Seguramente una mínima parte de la población mundial puede decir que el 2020 es un buen año. No faltan desde luego los que recibieron a un nuevo integrante en su familia, los que se enamoraron, los que obtuvieron su primer trabajo o completaron sus estudios. Incluso los que merced a su actividad económica pudieron obtener alguna ventaja y tener un margen de prosperidad en medio de la recesión generalizada.
Sin embargo, el impacto social y económico de la pandemia es de tal magnitud, que todos, en mayor o menor medida, hemos perdido espacio de libertad y sufrimos el deterioro de las condiciones materiales de nuestro entorno, ya sea familiar o comunitario.
Sumado a ello, una agobiante sensación de vulnerabilidad se manifiesta casi ineludible frente a la acción inmisericorde de la naturaleza. De golpe y porrazo, el hiperconectado y modernísimo planeta no solo no previó tal evento, sino que tampoco encontró mejor opción que el confinamiento y el distanciamiento como respuestas a la expansión del virus.
Ya no se habla ni de Greta Thunberg ni del general Soleimani, que acapararon la atención internacional en las primeras semanas de este año. No fue ni el cambio climático ni la guerra nuclear total. Un microscópico elemento fue el responsable de dar vuelta una página de la era en que vivimos.
Es difícil imaginar que las cosas serán iguales que antes. La vida sigue con sus alegrías y tristezas, con sus milagros y catástrofes, pero es probable que se replanteen varios aspectos que hacen al relacionamiento humano, a las formas de viajar, de trabajar y de estudiar.
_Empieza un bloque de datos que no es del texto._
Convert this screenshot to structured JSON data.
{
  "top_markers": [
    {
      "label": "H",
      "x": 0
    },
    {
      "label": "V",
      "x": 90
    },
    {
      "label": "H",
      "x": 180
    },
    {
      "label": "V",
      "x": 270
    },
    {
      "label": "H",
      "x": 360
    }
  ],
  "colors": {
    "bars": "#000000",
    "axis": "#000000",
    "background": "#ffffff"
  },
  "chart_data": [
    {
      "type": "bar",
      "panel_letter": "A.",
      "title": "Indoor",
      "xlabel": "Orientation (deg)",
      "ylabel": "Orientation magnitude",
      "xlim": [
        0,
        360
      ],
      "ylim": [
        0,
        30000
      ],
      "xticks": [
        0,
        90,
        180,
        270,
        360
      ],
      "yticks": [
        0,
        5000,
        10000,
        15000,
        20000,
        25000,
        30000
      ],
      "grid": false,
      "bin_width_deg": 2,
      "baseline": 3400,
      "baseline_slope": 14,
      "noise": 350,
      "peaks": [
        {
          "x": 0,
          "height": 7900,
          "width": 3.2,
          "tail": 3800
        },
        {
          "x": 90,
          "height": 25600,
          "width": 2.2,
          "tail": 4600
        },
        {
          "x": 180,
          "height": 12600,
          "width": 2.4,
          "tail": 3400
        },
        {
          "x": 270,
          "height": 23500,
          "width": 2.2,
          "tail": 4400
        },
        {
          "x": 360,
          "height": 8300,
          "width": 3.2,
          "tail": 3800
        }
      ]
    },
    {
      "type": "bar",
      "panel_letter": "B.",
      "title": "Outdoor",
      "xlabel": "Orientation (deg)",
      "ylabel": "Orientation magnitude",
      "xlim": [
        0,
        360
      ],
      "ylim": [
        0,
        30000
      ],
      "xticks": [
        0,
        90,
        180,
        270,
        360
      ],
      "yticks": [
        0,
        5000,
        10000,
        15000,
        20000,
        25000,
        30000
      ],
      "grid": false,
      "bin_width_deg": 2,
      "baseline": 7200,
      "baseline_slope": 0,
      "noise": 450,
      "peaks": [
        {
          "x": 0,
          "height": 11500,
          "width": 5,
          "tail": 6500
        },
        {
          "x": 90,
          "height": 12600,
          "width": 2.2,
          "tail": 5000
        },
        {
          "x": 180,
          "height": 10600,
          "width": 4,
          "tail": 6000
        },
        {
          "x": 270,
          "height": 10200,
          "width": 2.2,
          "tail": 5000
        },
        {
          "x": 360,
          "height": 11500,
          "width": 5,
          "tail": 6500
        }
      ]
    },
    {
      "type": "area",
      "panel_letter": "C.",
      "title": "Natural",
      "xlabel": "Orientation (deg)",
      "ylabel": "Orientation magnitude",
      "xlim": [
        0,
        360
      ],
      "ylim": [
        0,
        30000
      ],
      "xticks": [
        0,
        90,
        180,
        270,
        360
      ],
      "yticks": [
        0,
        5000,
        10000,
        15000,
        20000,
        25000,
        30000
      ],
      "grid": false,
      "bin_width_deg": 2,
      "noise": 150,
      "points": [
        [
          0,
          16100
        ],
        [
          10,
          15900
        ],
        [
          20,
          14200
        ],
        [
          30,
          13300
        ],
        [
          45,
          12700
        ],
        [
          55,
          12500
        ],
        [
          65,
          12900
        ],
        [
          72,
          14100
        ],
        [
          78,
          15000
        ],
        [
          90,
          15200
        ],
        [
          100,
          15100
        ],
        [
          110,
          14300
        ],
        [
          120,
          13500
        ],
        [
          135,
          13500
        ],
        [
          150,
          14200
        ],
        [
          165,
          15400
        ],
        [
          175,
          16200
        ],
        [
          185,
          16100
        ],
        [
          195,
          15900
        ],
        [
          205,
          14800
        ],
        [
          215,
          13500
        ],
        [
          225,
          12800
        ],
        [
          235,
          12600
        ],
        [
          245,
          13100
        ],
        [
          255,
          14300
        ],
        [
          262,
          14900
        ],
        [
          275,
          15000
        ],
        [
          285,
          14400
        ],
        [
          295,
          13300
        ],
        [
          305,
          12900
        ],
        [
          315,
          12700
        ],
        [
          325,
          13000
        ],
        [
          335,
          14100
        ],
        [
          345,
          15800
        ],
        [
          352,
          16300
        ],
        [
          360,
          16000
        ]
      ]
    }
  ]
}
Ciertamente puede discutirse, con fundamento y base estadística, acerca de la real incidencia y gravedad que supone esta pandemia si se compara con otros virus y flagelos de la sociedad. En cualquier caso, la irrupción del coronavirus debería abrir los ojos acerca de esas otras “plagas” que a diario se cobran la vida de muchas personas.
Para los medios de comunicación y la prensa, esta es también una importante lección. Se demostró que los científicos también pueden ser noticia y generar interés en la población. ¿Cuántos otros sujetos de la sociedad también merecen su espacio masivo de comunicación? ¿Tendrán algo para decir las maestras, los religiosos o los granjeros? Factiblemente tienen varios mensajes que contribuyen a mejorar la convivencia y no solo ser noticia por reclamos salariales o circunstanciales polémicas disgregadoras.
En Uruguay, el control sanitario de la pandemia se convirtió en la primera gran prueba del nuevo gobierno. El presidente Lacalle Pou tuvo que hacer a un lado el plan previsto para los primeros cien días y rápidamente se puso a la cabeza de los esfuerzos en la lucha contra el coronavirus.
Contó para ello con un gabinete multicolor comprometido en cada una de las áreas. Y, muy especialmente, con el profesionalismo del ministro de Salud Pública, Daniel Salinas, que se erigió como pilar de un equipo brillante de especialistas que aportaron su conocimiento y dedicación a lo largo de extenuantes jornadas de trabajo.
La ciudadanía también estuvo, salvo muy puntuales excepciones, a la altura del desafío. Primó la solidaridad y el sentido común. Su reflejo estuvo en el propio Parlamento que aprobó iniciativas necesarias en cada momento. Indudablemente lo más destacable es que la solución fue a medida de los uruguayos, sin desoír ni tampoco subordinarse a los dictados de algunas burocracias internacionales.
Ese es el verdadero nacionalismo y no la caricatura chauvinista que algunos se empeñan hacer. Nacionalismo es tirar juntos para adelante, colaborando con los países hermanos de la región, intercambiando experiencias con el resto del mundo y poniendo las capacidades de nuestra gente al servicio de un mejor país.